In a theory-practice approach, my case study explores the visual record of China's Boxer Uprising in 1900, an event that inspired unprecedented media coverage around the globe. Parallels with today's media revolution some hundred years later adds meaning to these emerging narrative methodologies.

Software, in a proposed "Visual Narrative Field" (VNF) model of narrative, supports image relationships composed by an author to illuminate historical themes and provocative sub-texts that may lie outside the structure of traditional history, breaking new ground in how we represent the past. The qualities of narrative embedded within a visual data field are experiential, immersive, and unlike linear text-based narrative, sustain a state of unresolved complexity closer to the way events unfold.

Parallax between similar image sets—such as photographs taken by two very different men within the walls of the 55-day siege in Beijing—creates a granular multi-dimensional view. Typically, editors select the “best” photos to publish, but in the digital medium the VNF model design restores rejected views and adds texture to the scene by revealing the "edited-out" periphery and pointing at the presence of the photographers. This complex visual historiography emanates from the participants themselves preserved in graphics as vibrant now as they were then.

"Traveling by the Underwood Travel System — Stereographs, Guide-Books," Underwood & Underwood stereograph, 1908.

Diverse media types suggest multiple visual narrative pathways.
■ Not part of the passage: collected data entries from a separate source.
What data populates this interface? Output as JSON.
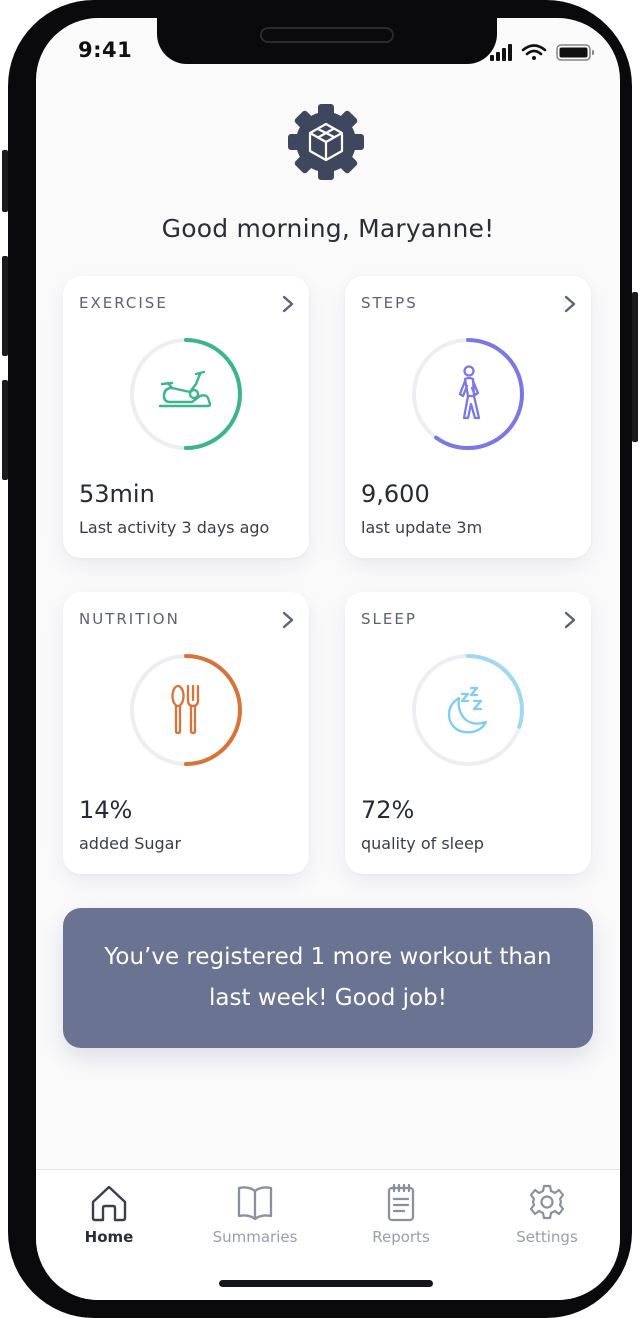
{
  "status_bar": {
    "time": "9:41",
    "icons": [
      "signal-icon",
      "wifi-icon",
      "battery-icon"
    ]
  },
  "header": {
    "logo_icon": "gear-cube-logo",
    "greeting": "Good morning, Maryanne!"
  },
  "cards": [
    {
      "title": "EXERCISE",
      "value": "53min",
      "subtitle": "Last activity 3 days ago",
      "icon": "exercise-bike-icon",
      "color": "#3bb68a",
      "progress": 0.5
    },
    {
      "title": "STEPS",
      "value": "9,600",
      "subtitle": "last update 3m",
      "icon": "walking-icon",
      "color": "#7b78e6",
      "progress": 0.6
    },
    {
      "title": "NUTRITION",
      "value": "14%",
      "subtitle": "added Sugar",
      "icon": "utensils-icon",
      "color": "#d8733a",
      "progress": 0.5
    },
    {
      "title": "SLEEP",
      "value": "72%",
      "subtitle": "quality of sleep",
      "icon": "moon-zzz-icon",
      "color": "#9fd8f0",
      "progress": 0.3
    }
  ],
  "banner": {
    "text": "You’ve registered 1 more workout than last week! Good job!"
  },
  "tabbar": {
    "tabs": [
      {
        "label": "Home",
        "icon": "home-icon",
        "active": true
      },
      {
        "label": "Summaries",
        "icon": "book-icon",
        "active": false
      },
      {
        "label": "Reports",
        "icon": "notepad-icon",
        "active": false
      },
      {
        "label": "Settings",
        "icon": "gear-icon",
        "active": false
      }
    ]
  },
  "colors": {
    "banner": "#6b7392",
    "text_dark": "#2b2e36",
    "card_title": "#5c6178",
    "ring_track": "#eceef2"
  }
}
Stereographs, for example, appear in large numbers. Marketing materials emphasize the educational benefit of "new knowledge" gained through the unique qualities of stereographic views, using language echoed today. Book-like sets and maps position armchair travelers for a better view of the carefully photographed scenes than if they were on the scene. Other media tropes in the database similarly offer insights into the turn of the century worldview.

Mutable narrative emerges by reconfiguring images in my software design for the "Visual Narrative Field" model. In this illustration, data fields are loosely connected islands representing separate collections, for example, the 2500 images in the Boxer Uprising set and the "Visualizing China" database at the University of Bristol, UK. (image: Sebring, “Around Me: Granularity through Triangulation and Similar Scenes,” Technoetic Telos: Art, Myth and Media, 2012.)
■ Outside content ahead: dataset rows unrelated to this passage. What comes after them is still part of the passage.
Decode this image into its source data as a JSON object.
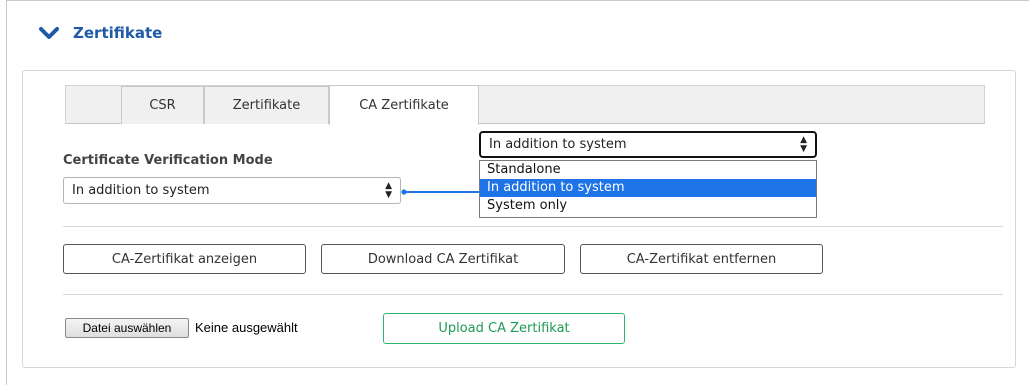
{
  "section": {
    "title": "Zertifikate",
    "toggle_icon": "chevron-down-icon",
    "accent_color": "#1f5aa6"
  },
  "tabs": [
    {
      "label": "CSR",
      "active": false
    },
    {
      "label": "Zertifikate",
      "active": false
    },
    {
      "label": "CA Zertifikate",
      "active": true
    }
  ],
  "verification_mode": {
    "label": "Certificate Verification Mode",
    "selected": "In addition to system",
    "options": [
      "Standalone",
      "In addition to system",
      "System only"
    ],
    "highlighted_option": "In addition to system",
    "highlight_color": "#1e73e6"
  },
  "buttons": {
    "show_ca": "CA-Zertifikat anzeigen",
    "download_ca": "Download CA Zertifikat",
    "remove_ca": "CA-Zertifikat entfernen",
    "upload_ca": "Upload CA Zertifikat"
  },
  "file_input": {
    "button_label": "Datei auswählen",
    "status": "Keine ausgewählt"
  },
  "colors": {
    "upload_accent": "#2db36b",
    "connector": "#1e73e6"
  }
}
The over 2500 images collected over the past four years will become source material for additional experiments I am making in cross-media designs including: (1) a large touch screen exploratory, immersive environment; and (2) wall prints based on an algorithm I developed to map the gestures of observation and looking. Inspired in part by Aby Warburg's "Mnemosyne-Atlas" and other visual narrative works, the prints interweave narrative pathways visualizing the collection through its stories. The algorithm, hopefully, can then be used to derive narrative threads within any digital image collection.